Dick Cheney says he wants to know if he heard Leon Panetta correctly.

After the CIA director apparently told The New Yorker that he thinks the former vice president is crossing his fingers for another attack on America, Cheney said Monday he hopes his "old friend" didn't really say those words.

"I hope my old friend Leon was misquoted," Cheney said, in a written statement to FOX News. "The important thing is whether the Obama administration will continue the policies that have kept us safe for the past eight years."

Others were not quite willing to give Panetta the benefit of the doubt, as his politically charged quote stirred controversy on Capitol Hill.

Sen. John McCain, R-Ariz., called on Panetta to "retract immediately" his statement, arguing that the director crossed the line.

"I disagreed with the Cheney policy on interrogation techniques, but never did it cross my mind that Dick Cheney would ever want an attack on the United States of America," the former GOP presidential candidate told FOX News Monday. "And it's unfair, and I think that Mr.

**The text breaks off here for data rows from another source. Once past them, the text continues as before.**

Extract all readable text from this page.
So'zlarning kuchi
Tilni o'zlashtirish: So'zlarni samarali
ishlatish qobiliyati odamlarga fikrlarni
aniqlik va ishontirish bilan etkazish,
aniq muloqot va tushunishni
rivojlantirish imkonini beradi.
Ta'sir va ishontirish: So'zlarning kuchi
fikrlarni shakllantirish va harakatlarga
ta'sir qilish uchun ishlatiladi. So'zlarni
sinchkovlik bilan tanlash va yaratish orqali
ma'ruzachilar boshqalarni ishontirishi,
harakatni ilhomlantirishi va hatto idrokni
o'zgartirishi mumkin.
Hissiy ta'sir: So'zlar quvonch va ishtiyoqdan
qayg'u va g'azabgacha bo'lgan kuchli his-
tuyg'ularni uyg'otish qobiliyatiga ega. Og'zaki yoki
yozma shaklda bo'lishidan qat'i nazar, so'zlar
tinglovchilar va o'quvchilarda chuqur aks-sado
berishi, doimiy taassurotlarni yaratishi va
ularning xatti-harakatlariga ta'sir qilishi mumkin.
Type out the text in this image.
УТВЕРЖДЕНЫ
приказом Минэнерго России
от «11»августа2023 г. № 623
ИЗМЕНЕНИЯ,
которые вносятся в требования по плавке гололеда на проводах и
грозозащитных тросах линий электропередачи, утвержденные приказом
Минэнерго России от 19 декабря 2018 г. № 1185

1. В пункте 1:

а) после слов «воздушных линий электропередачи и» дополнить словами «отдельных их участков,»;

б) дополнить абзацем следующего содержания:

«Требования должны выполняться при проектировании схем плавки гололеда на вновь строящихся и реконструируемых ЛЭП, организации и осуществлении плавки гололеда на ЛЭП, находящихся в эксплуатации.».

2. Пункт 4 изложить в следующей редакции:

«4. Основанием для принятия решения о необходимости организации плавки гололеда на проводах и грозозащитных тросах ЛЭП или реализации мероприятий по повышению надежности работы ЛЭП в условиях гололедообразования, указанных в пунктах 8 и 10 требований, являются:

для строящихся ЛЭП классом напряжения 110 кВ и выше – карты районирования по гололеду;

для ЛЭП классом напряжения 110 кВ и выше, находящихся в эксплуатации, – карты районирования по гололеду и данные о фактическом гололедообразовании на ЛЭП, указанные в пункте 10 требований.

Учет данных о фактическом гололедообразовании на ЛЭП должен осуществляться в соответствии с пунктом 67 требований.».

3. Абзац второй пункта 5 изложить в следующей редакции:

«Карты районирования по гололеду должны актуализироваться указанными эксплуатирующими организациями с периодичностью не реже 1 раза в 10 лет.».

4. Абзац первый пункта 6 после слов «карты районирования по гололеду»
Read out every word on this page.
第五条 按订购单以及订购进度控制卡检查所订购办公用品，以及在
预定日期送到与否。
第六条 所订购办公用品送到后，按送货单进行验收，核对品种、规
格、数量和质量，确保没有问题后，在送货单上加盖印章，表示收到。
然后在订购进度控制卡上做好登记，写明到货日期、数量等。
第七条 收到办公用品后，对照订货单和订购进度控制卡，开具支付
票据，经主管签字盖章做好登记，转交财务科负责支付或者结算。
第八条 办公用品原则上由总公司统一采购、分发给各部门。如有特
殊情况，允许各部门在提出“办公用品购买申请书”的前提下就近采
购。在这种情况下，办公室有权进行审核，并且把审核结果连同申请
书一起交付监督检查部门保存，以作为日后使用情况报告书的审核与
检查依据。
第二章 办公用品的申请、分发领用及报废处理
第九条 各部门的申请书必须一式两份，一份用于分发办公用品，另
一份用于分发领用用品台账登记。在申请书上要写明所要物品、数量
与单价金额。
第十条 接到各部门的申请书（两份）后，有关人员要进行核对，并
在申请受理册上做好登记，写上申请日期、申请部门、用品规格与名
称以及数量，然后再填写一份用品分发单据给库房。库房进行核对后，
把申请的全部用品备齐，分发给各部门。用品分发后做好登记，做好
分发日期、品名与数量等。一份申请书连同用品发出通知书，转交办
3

Panetta should retract, and retract immediately.

"By the way, I hear morale is not at an all-time high over at the CIA under Mr. Panetta's leadership," he said.

Panetta, a long-time Washington insider with scant intelligence experience, has been caught in the middle of a political war during his first few months on the job. First, he had to deal with morale issues as President Obama cracked down on the rules for detainee interrogations. Then he stepped up to dispute House Speaker Nancy Pelosi's allegation that the CIA misled Congress about the use of "enhanced" interrogation techniques.

This time, he's firing back against Cheney's frequent media appearances in which he's accused Obama of making America less safe.

According to The New Yorker, Panetta said Cheney "smells some blood in the water" on the security issue.

"It's almost, a little bit, gallows politics. When you read behind it, it's almost as if he's wishing that this country would be attacked again, in order to make his point. I think that's dangerous politics," he said, according to the piece.

Asked about the statement, White House Press Secretary Robert Gibbs ducked.

"I'm not going to get into motivations. That's not what our business is. The president's concern is keeping the American people safe," Gibbs said Monday.

FOX News' Mike Emanuel contributed to this report.